Reentrant Locking in Java

Question

I was studying reentrant locking in Java. Need certain clarification on this concept that how actually it works. What all I understand for below snippet :

class Test{
    public synchronized a(){   
       some code;
      b();
       some code;
    }
    public synchronized b(){    
       some code;
    }

}

Above code has this scenario of reentrant lock issue.

What I understand here is, suppose we had Two Threads: T1 and T2 in application executing on Test shared object.

Whoever T1 or T2 acquires lock acquire on both a() and b(). Let say T1 first and executing a(). While execution of a() control reaches to b(); call. Now in that case T1 expecting a new Lock for this b(), or since it already had lock over b() so locking is skipped.

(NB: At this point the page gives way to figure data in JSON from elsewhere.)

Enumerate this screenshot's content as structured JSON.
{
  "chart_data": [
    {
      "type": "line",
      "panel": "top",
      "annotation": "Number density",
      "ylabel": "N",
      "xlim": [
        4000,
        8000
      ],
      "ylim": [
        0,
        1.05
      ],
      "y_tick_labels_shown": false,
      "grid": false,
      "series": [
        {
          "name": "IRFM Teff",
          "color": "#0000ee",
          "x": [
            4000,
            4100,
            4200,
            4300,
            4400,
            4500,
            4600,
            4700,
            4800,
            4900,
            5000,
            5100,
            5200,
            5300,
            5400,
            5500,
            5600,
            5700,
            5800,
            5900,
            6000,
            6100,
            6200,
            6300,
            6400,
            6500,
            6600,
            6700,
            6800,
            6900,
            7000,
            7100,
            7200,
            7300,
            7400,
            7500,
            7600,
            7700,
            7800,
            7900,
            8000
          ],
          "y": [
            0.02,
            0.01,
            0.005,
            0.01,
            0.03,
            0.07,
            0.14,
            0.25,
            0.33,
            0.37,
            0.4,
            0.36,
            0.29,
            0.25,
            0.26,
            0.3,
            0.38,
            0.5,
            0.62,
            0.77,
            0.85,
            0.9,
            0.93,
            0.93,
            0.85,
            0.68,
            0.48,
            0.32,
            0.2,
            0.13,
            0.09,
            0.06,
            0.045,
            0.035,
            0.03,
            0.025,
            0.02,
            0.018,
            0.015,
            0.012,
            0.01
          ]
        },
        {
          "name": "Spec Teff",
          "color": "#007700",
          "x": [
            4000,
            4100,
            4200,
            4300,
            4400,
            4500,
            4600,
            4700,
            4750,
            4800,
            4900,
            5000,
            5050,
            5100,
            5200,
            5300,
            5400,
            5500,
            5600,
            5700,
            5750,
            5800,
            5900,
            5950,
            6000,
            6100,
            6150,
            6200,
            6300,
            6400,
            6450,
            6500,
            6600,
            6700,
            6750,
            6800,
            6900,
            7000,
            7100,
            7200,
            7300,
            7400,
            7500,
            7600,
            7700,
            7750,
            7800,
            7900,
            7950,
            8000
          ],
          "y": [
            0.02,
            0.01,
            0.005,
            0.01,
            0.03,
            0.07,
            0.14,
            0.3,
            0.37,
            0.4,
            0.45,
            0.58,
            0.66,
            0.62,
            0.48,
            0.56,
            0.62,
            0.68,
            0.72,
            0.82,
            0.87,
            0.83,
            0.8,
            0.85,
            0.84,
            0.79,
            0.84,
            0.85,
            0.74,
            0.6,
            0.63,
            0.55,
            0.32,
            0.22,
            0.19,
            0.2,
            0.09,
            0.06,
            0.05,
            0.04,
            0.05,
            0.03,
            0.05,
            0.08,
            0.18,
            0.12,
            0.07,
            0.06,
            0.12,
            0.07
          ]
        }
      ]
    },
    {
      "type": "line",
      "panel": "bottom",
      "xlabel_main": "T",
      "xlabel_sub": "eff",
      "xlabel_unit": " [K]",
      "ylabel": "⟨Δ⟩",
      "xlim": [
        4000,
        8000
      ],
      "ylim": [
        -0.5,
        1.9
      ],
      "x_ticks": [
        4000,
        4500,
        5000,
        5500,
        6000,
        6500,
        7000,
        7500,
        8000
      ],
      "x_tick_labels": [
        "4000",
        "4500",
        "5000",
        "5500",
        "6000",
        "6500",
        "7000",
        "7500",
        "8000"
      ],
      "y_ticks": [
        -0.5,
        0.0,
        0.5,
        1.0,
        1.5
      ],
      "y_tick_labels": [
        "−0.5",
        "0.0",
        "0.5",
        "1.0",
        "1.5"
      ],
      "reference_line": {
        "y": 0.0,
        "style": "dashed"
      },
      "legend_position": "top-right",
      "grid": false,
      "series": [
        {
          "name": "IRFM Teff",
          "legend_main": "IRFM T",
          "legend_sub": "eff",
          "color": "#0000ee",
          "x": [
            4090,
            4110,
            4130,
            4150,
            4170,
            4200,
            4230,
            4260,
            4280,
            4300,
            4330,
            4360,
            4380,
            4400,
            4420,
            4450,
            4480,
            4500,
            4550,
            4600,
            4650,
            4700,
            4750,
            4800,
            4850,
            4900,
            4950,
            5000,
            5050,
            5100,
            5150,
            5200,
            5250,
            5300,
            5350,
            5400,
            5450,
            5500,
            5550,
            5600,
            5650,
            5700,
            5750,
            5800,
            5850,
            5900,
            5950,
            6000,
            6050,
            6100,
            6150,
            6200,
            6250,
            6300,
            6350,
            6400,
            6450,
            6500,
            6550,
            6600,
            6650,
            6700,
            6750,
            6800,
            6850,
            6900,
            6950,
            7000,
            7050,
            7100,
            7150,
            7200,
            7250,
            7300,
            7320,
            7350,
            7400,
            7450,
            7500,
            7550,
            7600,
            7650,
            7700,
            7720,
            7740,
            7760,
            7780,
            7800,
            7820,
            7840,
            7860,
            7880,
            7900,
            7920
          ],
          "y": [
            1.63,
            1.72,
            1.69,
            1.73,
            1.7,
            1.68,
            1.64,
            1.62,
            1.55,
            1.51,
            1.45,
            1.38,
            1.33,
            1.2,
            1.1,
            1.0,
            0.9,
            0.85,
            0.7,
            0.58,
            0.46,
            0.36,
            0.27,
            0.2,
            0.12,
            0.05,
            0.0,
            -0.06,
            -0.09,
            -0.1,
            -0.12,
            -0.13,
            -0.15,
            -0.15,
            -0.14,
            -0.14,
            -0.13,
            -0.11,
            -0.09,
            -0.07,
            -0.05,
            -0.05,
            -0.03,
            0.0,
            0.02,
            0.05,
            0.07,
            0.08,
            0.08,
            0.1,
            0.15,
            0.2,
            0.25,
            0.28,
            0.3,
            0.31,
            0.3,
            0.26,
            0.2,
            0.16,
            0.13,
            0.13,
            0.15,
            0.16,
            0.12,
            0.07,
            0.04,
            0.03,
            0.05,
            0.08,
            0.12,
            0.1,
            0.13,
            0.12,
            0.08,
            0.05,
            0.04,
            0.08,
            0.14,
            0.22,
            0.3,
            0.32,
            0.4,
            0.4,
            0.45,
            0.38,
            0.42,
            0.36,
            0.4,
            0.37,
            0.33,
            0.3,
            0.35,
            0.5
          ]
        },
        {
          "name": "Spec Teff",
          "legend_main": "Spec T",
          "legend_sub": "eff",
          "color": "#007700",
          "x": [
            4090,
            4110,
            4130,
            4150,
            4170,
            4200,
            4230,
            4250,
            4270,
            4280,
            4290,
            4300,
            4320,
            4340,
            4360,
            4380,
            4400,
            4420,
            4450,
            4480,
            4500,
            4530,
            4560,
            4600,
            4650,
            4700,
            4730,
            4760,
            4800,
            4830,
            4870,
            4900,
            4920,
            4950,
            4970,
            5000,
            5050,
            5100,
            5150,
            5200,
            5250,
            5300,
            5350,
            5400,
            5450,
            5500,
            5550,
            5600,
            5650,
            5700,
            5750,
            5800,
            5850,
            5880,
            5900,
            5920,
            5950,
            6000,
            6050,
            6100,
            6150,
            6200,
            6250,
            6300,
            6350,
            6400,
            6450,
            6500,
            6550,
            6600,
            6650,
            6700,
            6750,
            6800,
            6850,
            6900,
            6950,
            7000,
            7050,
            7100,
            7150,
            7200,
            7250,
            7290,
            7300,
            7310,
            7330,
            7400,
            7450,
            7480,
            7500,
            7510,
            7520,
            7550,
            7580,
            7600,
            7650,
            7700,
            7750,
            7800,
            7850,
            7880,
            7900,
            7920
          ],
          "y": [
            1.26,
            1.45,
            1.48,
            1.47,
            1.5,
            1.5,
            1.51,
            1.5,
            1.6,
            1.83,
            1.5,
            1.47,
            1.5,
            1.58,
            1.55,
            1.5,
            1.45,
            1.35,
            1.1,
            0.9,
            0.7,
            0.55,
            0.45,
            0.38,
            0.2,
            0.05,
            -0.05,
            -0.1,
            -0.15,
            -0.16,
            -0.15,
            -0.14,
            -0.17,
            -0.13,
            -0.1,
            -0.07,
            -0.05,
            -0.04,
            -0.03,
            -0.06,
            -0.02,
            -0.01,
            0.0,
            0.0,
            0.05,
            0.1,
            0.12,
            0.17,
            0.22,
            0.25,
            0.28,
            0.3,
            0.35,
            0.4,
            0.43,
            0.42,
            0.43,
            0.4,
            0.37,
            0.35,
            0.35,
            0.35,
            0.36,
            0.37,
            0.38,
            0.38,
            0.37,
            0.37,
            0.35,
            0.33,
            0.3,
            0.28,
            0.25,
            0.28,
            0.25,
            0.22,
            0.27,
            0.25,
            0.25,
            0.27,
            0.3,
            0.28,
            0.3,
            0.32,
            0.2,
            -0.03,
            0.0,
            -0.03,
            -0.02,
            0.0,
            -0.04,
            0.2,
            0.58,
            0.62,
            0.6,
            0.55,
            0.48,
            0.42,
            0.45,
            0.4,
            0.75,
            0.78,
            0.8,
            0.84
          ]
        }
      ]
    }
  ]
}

Need help with detailed explanation of this behavior along with issue in above code . Also how reentrant locking mechanism will help here along with snippet and detailed explanation for that as well.

Answer 1

A reentrant lock is one that allows a thread to acquire the lock again (many times) when it already holds the lock.

For example, if thread T1 calls a() on an object, the a() method acquires the lock on the object, and starts executing the body. When the body of a calls b(), the b() call "reentrantly" acquires the same lock. When the b() call returns, the a() call is still holding the lock. The lock is only released when the a() call returns.

(Hypothetically, if Java primitive locks were not reentrant, then the sequence T1 calls a() which then calls b() would probably either deadlock, or throw an exception ...)

Reentrant locks are typically implemented with a reference count which tells the locking implementation how deep the reentrancy is.

See also: https://stackoverflow.com/a/16504266/139985

Answer 2

If the lock wasn't re-entrant, the thread wouldn't be able to call b() while holding the lock it acquired when entering a().

When a() is called, and it call b() you need a lock which is reentrant or the thread will live lock itself try to acquire the lock a second time. Instead of trying to get the lock again, it instead recognises it already has a lock increments a counter so that when b() exists, it doesn't release the lock but instead decrements the counter.